40. “Buffalo Stance,” Neneh Cherry

Neneh Cherry Buffalo Stance

To absolutely no acclaim, I ran on the St. Elizabeth Catholic Secondary School track team in Grade 11. It was the spring of 1989, just as Neneh Cherry’s “Buffalo Stance” was soaring to No. 3 in Canada and the U.S. I was fast, but not legit fast; I was baseball player fast, not track athlete fast. And I wasn’t sure if I was a sprinter, middle-distance or long-distance runner. Neither was my coach. I was a little bit good at all of the above. In the regional meet, I ran the 100 metres, 4×100 relay, 4×400 relay and 400 metre race.

Did I say “absolutely no acclaim?” Well, dig into this sweet success: my 4×400 (that’s four runners each doing one lap as fast as humanly possible and it hurts) team was just not bad enough that we qualified to go to the provincial meet as an alternate. That meant that if another school’s 4×400 team didn’t show up or couldn’t compete for some reason, we would have the privilege of entering the meet and likely finishing last in our heat.

We didn’t get that privilege.

So we – meaning me and my three 4×400 teammates – had to sit on a grassy slope in the sun from probably 9:00 to 3:00 watching other students run, jump and toss their way to provincial track and field glory.

I was really not friends with anybody on the team, which included the few St. E athletes who actually qualified for a provincial event. I wasn’t enemies with them, either. This is what it is to be the quiet guy. You’re right in the middle – but, socially, really more toward the bottom. So I sat there with my beloved black Walkman with digital display, and listened to a mix tape I’d made. It was loaded with the pop, New Jack Soul and Top-40 hip-hop I loved at the time, mostly taped off the radio. You can surely guess one of the songs featured on that tape.

“Buffalo Stance” felt uplifting and kind of sexy. “Who’s looking good today? Who’s looking good in every way?” (Now that I think about it, reminds me a little of Dear Rouge’s “Best Look Lately.”) It had an ear-wormy chorus, catchy instrumental bits and raps that were fun to rhyme along with. Plus, I’ve always loved songs where the singer acknowledges the band, which she does right off the bat, introducing the high hat and tambourine and even the DJ.

So this song takes me back to being the quiet guy surrounded by cooler (and, tragically, mostly younger) kids, taking solace in my music (which I continue to do almost every day of my life). That is, until one of the younger cool kids robbed me of my solace. I don’t remember her name. I just remember she had short dark hair and pale skin and looked kind of like Martika, who had a one-hit-wonder splash at the time with the ode-to-addiction ballad Toy Soldiers,” which was probably also on that tape. So let’s call her Martika. Martika saw my sweet black Walkman with digital display and asked to borrow it. I really didn’t want to let her borrow it. I needed my solace. But she was cute and intense and a little intimidating, so I let her borrow it. She kept it for most of the rest of the day.

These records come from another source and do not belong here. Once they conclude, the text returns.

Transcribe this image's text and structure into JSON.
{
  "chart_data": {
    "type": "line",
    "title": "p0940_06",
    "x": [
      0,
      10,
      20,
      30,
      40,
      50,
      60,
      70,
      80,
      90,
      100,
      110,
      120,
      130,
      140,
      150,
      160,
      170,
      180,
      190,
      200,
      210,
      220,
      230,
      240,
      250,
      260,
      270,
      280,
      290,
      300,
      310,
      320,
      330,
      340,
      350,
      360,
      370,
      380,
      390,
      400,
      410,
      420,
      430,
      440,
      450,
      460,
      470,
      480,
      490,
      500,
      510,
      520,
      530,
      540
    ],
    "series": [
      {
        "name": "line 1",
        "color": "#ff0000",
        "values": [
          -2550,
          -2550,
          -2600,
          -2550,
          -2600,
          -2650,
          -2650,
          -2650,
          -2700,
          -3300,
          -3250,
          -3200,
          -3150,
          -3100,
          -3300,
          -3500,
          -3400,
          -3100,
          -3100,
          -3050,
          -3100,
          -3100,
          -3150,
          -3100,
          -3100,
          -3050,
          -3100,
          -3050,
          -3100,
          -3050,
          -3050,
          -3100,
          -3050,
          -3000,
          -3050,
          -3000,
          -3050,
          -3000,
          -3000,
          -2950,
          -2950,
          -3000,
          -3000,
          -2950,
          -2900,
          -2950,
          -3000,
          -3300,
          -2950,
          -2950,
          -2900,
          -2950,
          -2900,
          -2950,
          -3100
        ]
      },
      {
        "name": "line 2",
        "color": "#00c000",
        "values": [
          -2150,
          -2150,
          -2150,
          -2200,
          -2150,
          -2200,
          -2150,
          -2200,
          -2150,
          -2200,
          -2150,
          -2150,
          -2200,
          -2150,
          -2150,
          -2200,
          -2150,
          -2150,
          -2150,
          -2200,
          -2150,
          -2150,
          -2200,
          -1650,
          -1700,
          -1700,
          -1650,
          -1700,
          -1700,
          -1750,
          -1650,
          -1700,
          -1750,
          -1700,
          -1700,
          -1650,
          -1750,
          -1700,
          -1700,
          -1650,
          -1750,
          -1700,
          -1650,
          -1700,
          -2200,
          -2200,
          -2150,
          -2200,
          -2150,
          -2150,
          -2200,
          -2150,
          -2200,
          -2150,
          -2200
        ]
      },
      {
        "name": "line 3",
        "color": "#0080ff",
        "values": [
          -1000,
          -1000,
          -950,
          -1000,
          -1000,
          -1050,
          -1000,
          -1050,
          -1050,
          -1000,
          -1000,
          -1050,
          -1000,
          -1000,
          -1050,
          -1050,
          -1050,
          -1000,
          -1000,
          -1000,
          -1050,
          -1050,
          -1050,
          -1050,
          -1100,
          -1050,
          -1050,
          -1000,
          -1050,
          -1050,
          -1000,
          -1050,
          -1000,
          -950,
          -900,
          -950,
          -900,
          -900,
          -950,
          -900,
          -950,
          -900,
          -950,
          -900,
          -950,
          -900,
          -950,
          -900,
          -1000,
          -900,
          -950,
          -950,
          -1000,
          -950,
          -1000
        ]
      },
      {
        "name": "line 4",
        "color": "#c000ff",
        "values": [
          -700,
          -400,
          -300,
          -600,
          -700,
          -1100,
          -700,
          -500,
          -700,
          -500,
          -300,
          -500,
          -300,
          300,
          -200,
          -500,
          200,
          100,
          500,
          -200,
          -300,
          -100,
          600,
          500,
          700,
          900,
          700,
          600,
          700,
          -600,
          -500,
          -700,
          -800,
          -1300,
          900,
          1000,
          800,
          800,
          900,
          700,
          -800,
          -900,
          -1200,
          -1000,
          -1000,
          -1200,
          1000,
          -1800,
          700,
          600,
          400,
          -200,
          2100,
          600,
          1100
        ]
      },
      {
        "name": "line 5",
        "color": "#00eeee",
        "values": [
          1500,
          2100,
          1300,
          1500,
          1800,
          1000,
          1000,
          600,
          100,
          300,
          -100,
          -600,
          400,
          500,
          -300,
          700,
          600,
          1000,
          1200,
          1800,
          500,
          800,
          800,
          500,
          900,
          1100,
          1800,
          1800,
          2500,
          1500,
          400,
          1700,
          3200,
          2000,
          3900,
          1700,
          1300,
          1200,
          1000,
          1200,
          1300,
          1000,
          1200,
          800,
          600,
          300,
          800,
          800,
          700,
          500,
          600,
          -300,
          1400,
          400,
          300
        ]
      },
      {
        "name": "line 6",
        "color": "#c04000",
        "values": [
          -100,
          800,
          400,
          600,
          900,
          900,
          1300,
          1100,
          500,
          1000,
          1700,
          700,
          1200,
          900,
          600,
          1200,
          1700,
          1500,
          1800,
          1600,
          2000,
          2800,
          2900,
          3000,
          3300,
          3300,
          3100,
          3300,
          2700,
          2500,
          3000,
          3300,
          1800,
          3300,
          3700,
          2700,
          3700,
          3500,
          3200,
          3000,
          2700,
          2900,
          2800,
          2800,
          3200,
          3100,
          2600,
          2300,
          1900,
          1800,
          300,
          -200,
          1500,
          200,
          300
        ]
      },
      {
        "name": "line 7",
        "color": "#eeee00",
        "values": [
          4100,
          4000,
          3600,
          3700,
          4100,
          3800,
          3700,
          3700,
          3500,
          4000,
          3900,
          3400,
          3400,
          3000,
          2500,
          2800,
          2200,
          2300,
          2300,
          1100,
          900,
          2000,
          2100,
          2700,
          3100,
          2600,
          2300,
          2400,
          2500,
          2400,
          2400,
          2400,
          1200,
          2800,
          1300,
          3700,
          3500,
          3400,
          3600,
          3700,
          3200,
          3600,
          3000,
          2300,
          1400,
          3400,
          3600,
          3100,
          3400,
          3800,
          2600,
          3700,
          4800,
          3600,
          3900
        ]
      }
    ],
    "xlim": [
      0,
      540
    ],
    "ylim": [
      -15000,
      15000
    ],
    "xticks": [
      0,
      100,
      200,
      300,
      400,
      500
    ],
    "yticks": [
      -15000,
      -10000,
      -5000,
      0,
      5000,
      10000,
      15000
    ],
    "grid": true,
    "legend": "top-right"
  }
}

It was a rough day of solitude and silence. Well, boredom would be the word for it. I guess I should have felt flattered that she enjoyed my mix tape. But I was too miserable to feel flattery. She gave it back hours later with a quick thank-you and that was that. You were not welcome, Martika. You were not welcome.

I left that acclaim-free track experience behind me and didn’t join the team the next year. Fortunately, my school had a softball team in Grade 12, which was much more my speed. Was there acclaim? Oh, yeah there was acclaim: I was voted Most Sportsmanlike Player on my team. That was, like, the second-highest honour you could get in St. E athletics. Beat that, Martika.